Engagement With Facebook Ads

Facebook ad lovers, prick up your ears. Ad Age’s Cotton Delo peels away the skin on Facebook’s newest ad unit and its “Insights” tool. Delo writes, “The new ads resemble sponsored stories and are constructed around engagement with a piece of branded content, but in this case the brand’s messaging is integrated into the ad. The new ad will appear on the right side of a user’s home page with no other ads present.” Engagement theme – yet again. For brand buyers looking for a story about performance and ROI, engagement metrics lead the way. Read more. And, ClickZ’s Christopher Heine takes a deep dive, too.

Is An IPO Next?

Ad network Rocket Fuel announced that it has hired an “experienced tech veteran” – Peter Bardwick – as its CFO in addition to trumpeting its overall revenue momentum. From the release, “For the first half of 2011, Rocket Fuel tripled six-month revenues, quadrupled gross profit compared to a year earlier, launched a UK operation, and is on a $50M annual run rate based on August revenue.” Is a Rocket Fuel IPO a year to 18 months away? $100 million in revenues get you your own offering, or so they say. Read more.

RTB After Midnight

On his personal blog, Nicolas Kruchten recently pondered the extreme change in RTB prices in an auction just after midnight. He writes, “So what’s with that midnight jump? This is supposed to be an efficient marketplace, but are impressions a minute past midnight really worth 40% more than impressions 2 minutes earlier? (…) Our current working theory is in fact that there must be lots of bidders out there that behave just like our first one did: they have a fixed daily budget and they reset their counters at midnight. This would mean that starting at midnight, there’s a whole lot more demand for impressions, and thanks to supply and demand, the price spikes way up.” Read more. (source: @AdOpsInsider)

The DSP Media Flood

New Rubicon Project-sponsored research generated by eConsultancy says that demand-side platform media dollars are growing. According to the release, “The research, which questioned over 400 advertisers and agencies globally, reveals that over a fifth (23%) of the advertisers and agencies surveyed say they use a demand-side platform (DSP) which takes an average of 32% of the media plan. This is highest in the US, where 39% of the advertiser and agency respondents surveyed say they buy display advertising through DSPs.” How many said this two-year ago? Few. Times are changing quickly. Still more data here.

Real-Time Intent

An article from the Wall Street Journal over the weekend titled “Decoding Our Chatter” points to the data trove which is still yet to be fully-unlocked through Twitter. “Scanning 580 million tweets over eight months, Stanford University researchers discovered that Twitter topics seemed to rise and fall in six distinctive patterns that could help to predict their popularity.” I can see the Twitter intent index now… Read more. In a similar spirit, Kunur Patel asks if social data are the future “tea leaves” of advertising, too, in Ad Age. Read her piece with infographia.

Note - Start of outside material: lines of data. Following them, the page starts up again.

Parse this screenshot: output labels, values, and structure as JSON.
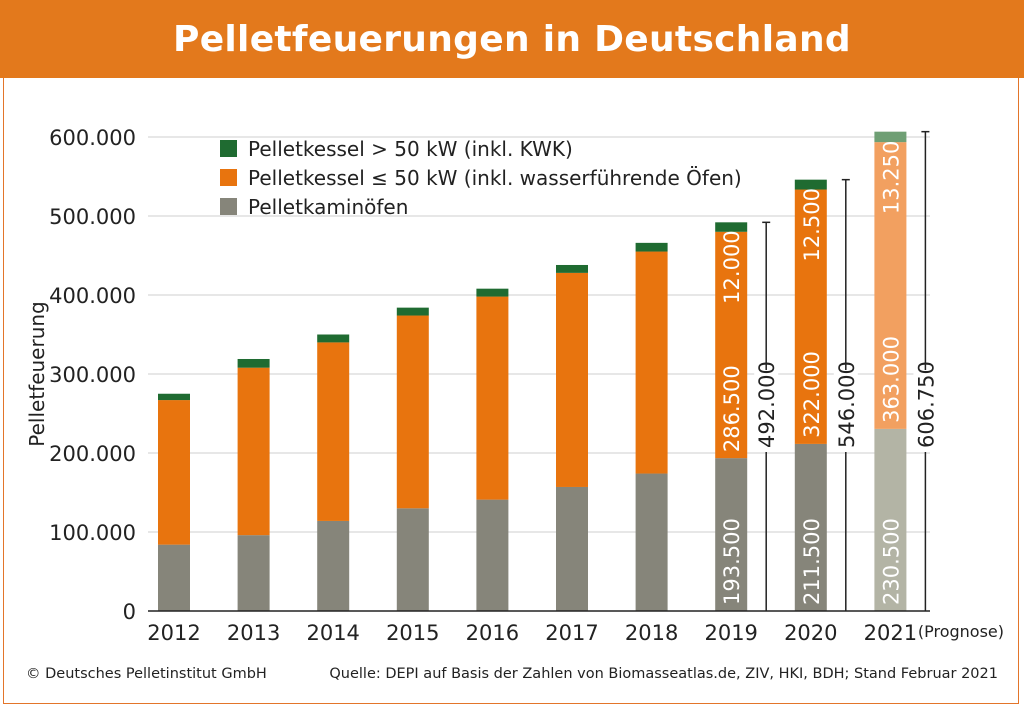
{
  "title": "Pelletfeuerungen in Deutschland",
  "footer": {
    "copyright": "© Deutsches Pelletinstitut GmbH",
    "source": "Quelle: DEPI auf Basis der Zahlen von Biomasseatlas.de, ZIV, HKI, BDH; Stand Februar 2021"
  },
  "chart_data": {
    "type": "bar",
    "stacked": true,
    "ylabel": "Pelletfeuerung",
    "ylim": [
      0,
      600000
    ],
    "yticks": [
      "0",
      "100.000",
      "200.000",
      "300.000",
      "400.000",
      "500.000",
      "600.000"
    ],
    "ytick_values": [
      0,
      100000,
      200000,
      300000,
      400000,
      500000,
      600000
    ],
    "grid": true,
    "legend_position": "top",
    "categories": [
      "2012",
      "2013",
      "2014",
      "2015",
      "2016",
      "2017",
      "2018",
      "2019",
      "2020",
      "2021"
    ],
    "forecast_note": "(Prognose)",
    "forecast_category": "2021",
    "series": [
      {
        "name": "Pelletkaminöfen",
        "color": "#86857a",
        "forecast_color": "#b3b4a5",
        "values": [
          84000,
          96000,
          114000,
          130000,
          141000,
          157000,
          174000,
          193500,
          211500,
          230500
        ]
      },
      {
        "name": "Pelletkessel ≤ 50 kW (inkl. wasserführende Öfen)",
        "color": "#e8740e",
        "forecast_color": "#f2a060",
        "values": [
          183000,
          212000,
          226000,
          244000,
          257000,
          271000,
          281000,
          286500,
          322000,
          363000
        ]
      },
      {
        "name": "Pelletkessel > 50 kW (inkl. KWK)",
        "color": "#1f6b31",
        "forecast_color": "#6f9f74",
        "values": [
          8000,
          11000,
          10000,
          10000,
          10000,
          10000,
          11000,
          12000,
          12500,
          13250
        ]
      }
    ],
    "legend_order": [
      2,
      1,
      0
    ],
    "segment_labels": {
      "2019": [
        "193.500",
        "286.500",
        "12.000"
      ],
      "2020": [
        "211.500",
        "322.000",
        "12.500"
      ],
      "2021": [
        "230.500",
        "363.000",
        "13.250"
      ]
    },
    "totals": {
      "2019": "492.000",
      "2020": "546.000",
      "2021": "606.750"
    }
  }
}
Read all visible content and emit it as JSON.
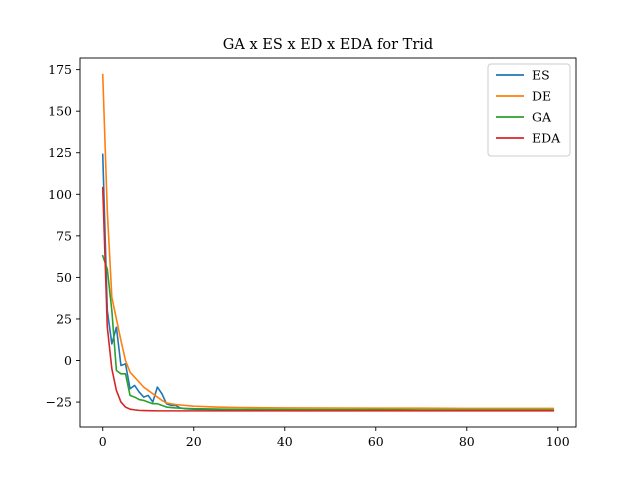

Trusting Ad Networks, DSPs and Trading Desks

Ad verification company DoubleVerify published its 1 half 2011 Trust Index which suggests, in so many words, which ad networks/DSPs/trading desks are buying what they’re saying their buying – and which aren’t. According to DoubleVerify, the media buying, third-parties seem to be doing a better job: “In the first half of 2011, the non-compliance rates for ad networks were at their lowest ever, since 18 months ago. The best-performing networks had an average non-compliance rate of 0.6 percent, but the bottom tier’s rate was 26 percent (compared to 2 percent and 35 percent respectively in 2H 2010).” Read the release.